Die Berner Justizdirektorin Evi Allemann reagiert erstaunt auf die Recherchen der «Rundschau» und spricht Klartext: «Der Kanton hat ein Handbuch erarbeitet und da steht klar, dass eine Mitfinanzierung durch die Industrie nicht sinnvoll ist.» Allemann kritisiert damit die Region Biel/Seeland und ihre Fachkonferenz für Kiesgruben: Der Kiesverband bezahlt im Berner Seeland die Hälfte der Kommissionskosten. Und sitzt gleichzeitig auch stimmberechtigt mit am Tisch. Brisant: Das Gremium erarbeitet den regionalen Richtplan und legt auf Jahre hinaus fest, wo Kies abgebaut werden kann.
Filzvorwurf der Kiesgrubengegner
Im kleinen Seeländer Bauerndorf Walperswil will der regionale Kiesbaron Hurni AG eine bestehende Grube massiv erweitern. Die Gegner des Projekts fühlen sich benachteiligt: «Der Chef der Hurni AG sitzt persönlich am Sitzungstisch, wenn diskutiert wird, wo er in Zukunft Geld verdienen will.» Das gehe gar nicht, kritisiert Kiesgruben-Gegner Franz Ehrler.
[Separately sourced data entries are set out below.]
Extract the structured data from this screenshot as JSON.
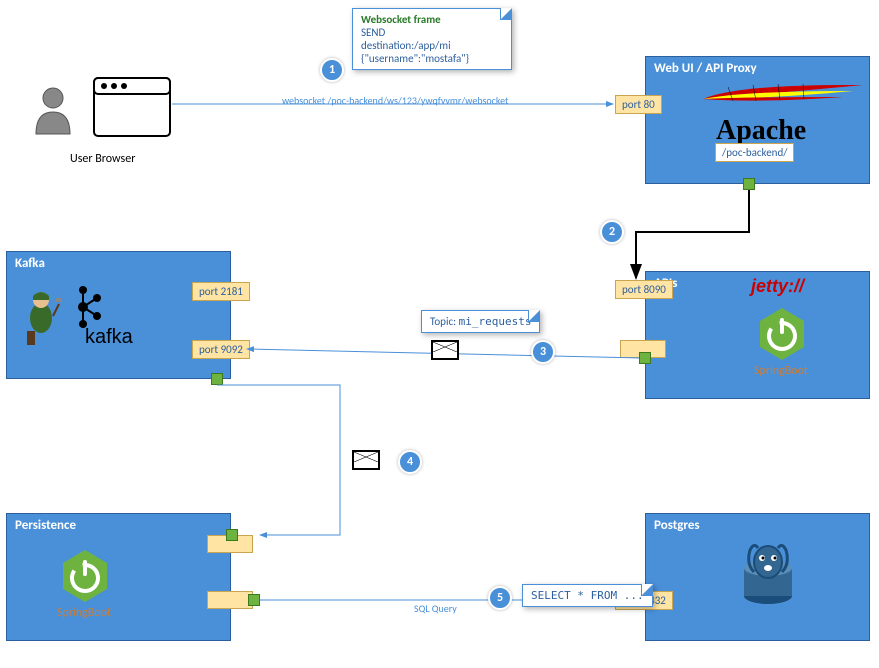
{
  "boxes": {
    "apache": {
      "title": "Web UI / API Proxy",
      "brand": "Apache",
      "port": "port 80",
      "proxy_path": "/poc-backend/"
    },
    "apis": {
      "title": "APIs",
      "brand_jetty": "jetty://",
      "port": "port 8090",
      "framework": "SpringBoot"
    },
    "kafka": {
      "title": "Kafka",
      "port1": "port 2181",
      "port2": "port 9092",
      "brand": "kafka"
    },
    "persistence": {
      "title": "Persistence",
      "framework": "SpringBoot"
    },
    "postgres": {
      "title": "Postgres",
      "port": "port 5432"
    }
  },
  "user_browser_label": "User Browser",
  "notes": {
    "ws_frame_title": "Websocket frame",
    "ws_line1": "SEND",
    "ws_line2": "destination:/app/mi",
    "ws_line3": "{\"username\":\"mostafa\"}",
    "topic_label": "Topic:",
    "topic_value": "mi_requests",
    "sql": "SELECT * FROM ..."
  },
  "labels": {
    "ws_url": "websocket /poc-backend/ws/123/ywqfvvmr/websocket",
    "sql_query": "SQL Query"
  },
  "steps": {
    "s1": "1",
    "s2": "2",
    "s3": "3",
    "s4": "4",
    "s5": "5"
  }
}
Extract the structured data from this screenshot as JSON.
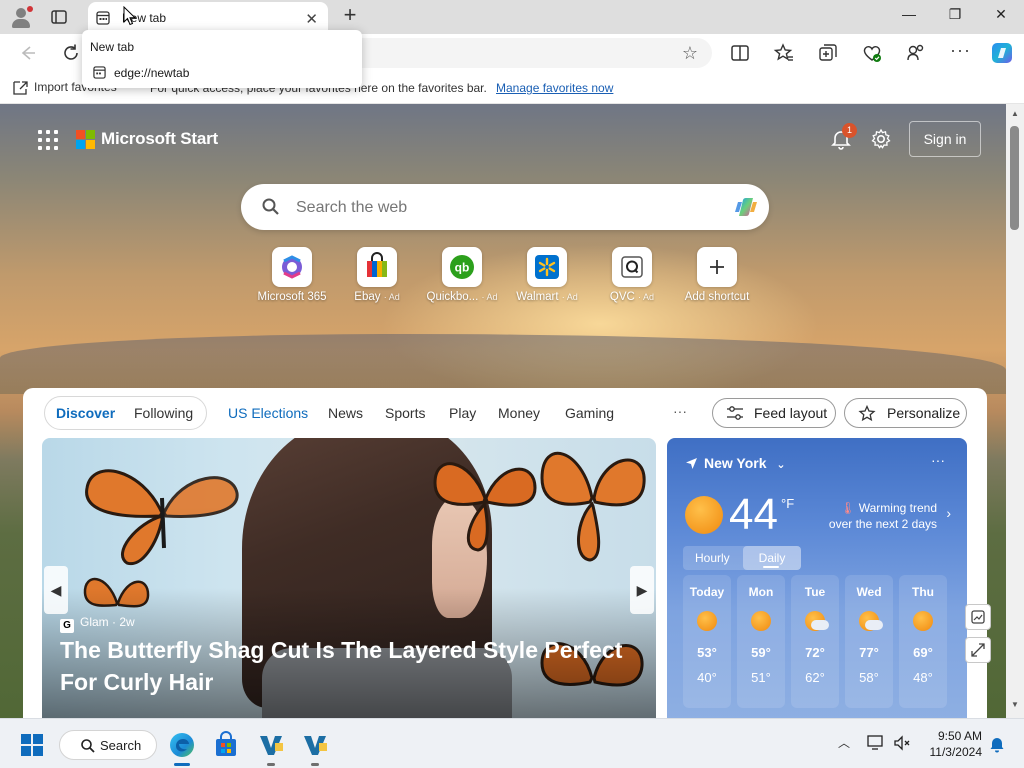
{
  "browser": {
    "tab_title": "New tab",
    "tooltip_title": "New tab",
    "tooltip_url": "edge://newtab",
    "favorites_import": "Import favorites",
    "favorites_hint": "For quick access, place your favorites here on the favorites bar.",
    "favorites_manage": "Manage favorites now",
    "window_controls": {
      "minimize": "—",
      "maximize": "❐",
      "close": "✕"
    }
  },
  "start": {
    "brand": "Microsoft Start",
    "notification_count": "1",
    "sign_in": "Sign in",
    "search_placeholder": "Search the web",
    "shortcuts": [
      {
        "name": "Microsoft 365",
        "ad": ""
      },
      {
        "name": "Ebay",
        "ad": "· Ad"
      },
      {
        "name": "Quickbo...",
        "ad": "· Ad"
      },
      {
        "name": "Walmart",
        "ad": "· Ad"
      },
      {
        "name": "QVC",
        "ad": "· Ad"
      },
      {
        "name": "Add shortcut",
        "ad": ""
      }
    ]
  },
  "feed": {
    "tabs": {
      "discover": "Discover",
      "following": "Following"
    },
    "nav": [
      "US Elections",
      "News",
      "Sports",
      "Play",
      "Money",
      "Gaming"
    ],
    "more": "···",
    "feed_layout": "Feed layout",
    "personalize": "Personalize",
    "hero": {
      "source": "Glam",
      "source_icon": "G",
      "age": "· 2w",
      "headline": "The Butterfly Shag Cut Is The Layered Style Perfect For Curly Hair"
    }
  },
  "weather": {
    "location": "New York",
    "temp": "44",
    "unit": "°F",
    "trend_line1": "Warming trend",
    "trend_line2": "over the next 2 days",
    "tab_hourly": "Hourly",
    "tab_daily": "Daily",
    "more": "···",
    "days": [
      {
        "name": "Today",
        "hi": "53°",
        "lo": "40°",
        "icon": "sunny"
      },
      {
        "name": "Mon",
        "hi": "59°",
        "lo": "51°",
        "icon": "sunny"
      },
      {
        "name": "Tue",
        "hi": "72°",
        "lo": "62°",
        "icon": "partly-cloudy"
      },
      {
        "name": "Wed",
        "hi": "77°",
        "lo": "58°",
        "icon": "partly-cloudy"
      },
      {
        "name": "Thu",
        "hi": "69°",
        "lo": "48°",
        "icon": "sunny"
      }
    ]
  },
  "taskbar": {
    "search_label": "Search",
    "time": "9:50 AM",
    "date": "11/3/2024"
  },
  "colors": {
    "accent": "#0f6cbd",
    "weather_bg": "#4a78c9",
    "badge": "#d9532b"
  }
}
Auch die Mitfinanzierung der Kommission durch die Kiesindustrie empört ihn: «Wer zahlt, befiehlt!», so Ehrler.
Die Kiesbranche finanziert die zuständige Kommisssion
Beim eigenen Projekt gelte Ausstandspflicht, verteidigt Madeleine Deckert von der Region Biel/Bienne das Regime. Das Gremium verantwortet die regionale Planung. Präsidentin Deckert: «Wir pflegen einen partnerschaftlichen Ansatz», die Region könne voll hinter der Planung stehen, so die Präsidentin. Auch bei der kritisierten Teilfinanzierung der Kommission sieht Deckert kein Problem. Die Unabhängigkeit sei garantiert.
Die Hurni AG wollte sich gegenüber der «Rundschau» nicht äussern. Doch die Kommission im Berner Seeland ist nicht die einzige mit fragwürdigen Regeln. Recherchen der «Rundschau» fördern auch in der Region Bern-Mittelland Auffälligkeiten zutage.
Mächtige Firmengruppe dominiert wichtiges Gremium
In der Region Bern-Mittelland berät eine «Arbeitsgruppe» die regionalen Behörden in Sachen Kiesabbau. Die «Rundschau» weiss dank eines Insidertipps, welche Firmen die Branche vertreten: Zwei Sitze werden durch die mächtige Alluvia-Gruppe besetzt. Der dritte Sitz durch eine Firma, an der die Alluvia beteiligt ist. Auch hier redet Raumplanungsdirektorin Evi Allemann Klartext: «Die Zusammensetzung der Delegation erscheint mir als nicht genügend ausgewogen. Ich würde sehr empfehlen, diese Zusammensetzung zu überdenken.
Der Berner Kieskönig spricht von «einem Zufall»
Alluvia-Chef Gerd Aufdenblatten sitzt höchstpersönlich in der Arbeitsgruppe. «Ich bin gewählter Vertreter des Kiesverbandes. Und nicht Firmenvertreter der Alluvia.» Deshalb gebe es da kein Problem. Er übe die Tätigkeit im Interesse der ganzen Branche aus. Laut Aufdenblatten ist die Zusammensetzung der beratenden Arbeitsgruppe «Zufall» und habe sich so ergeben.
Die Weko ermittelt nach Millionenbusse weiter
Seit 2015 steht die Berner Kiesbranche unter Kartellverdacht. Die Weko hat 2019 in einem ersten Verfahren die Alluvia-Gruppe und das Unternehmen Kästli zu einer Rekordbusse von 22 Millionen Franken verurteilt. Dieses Verfahren ist zurzeit am Bundesverwaltungsgericht hängig. Die Weko wollte sich zu den Recherchen der «Rundschau» nicht äussern.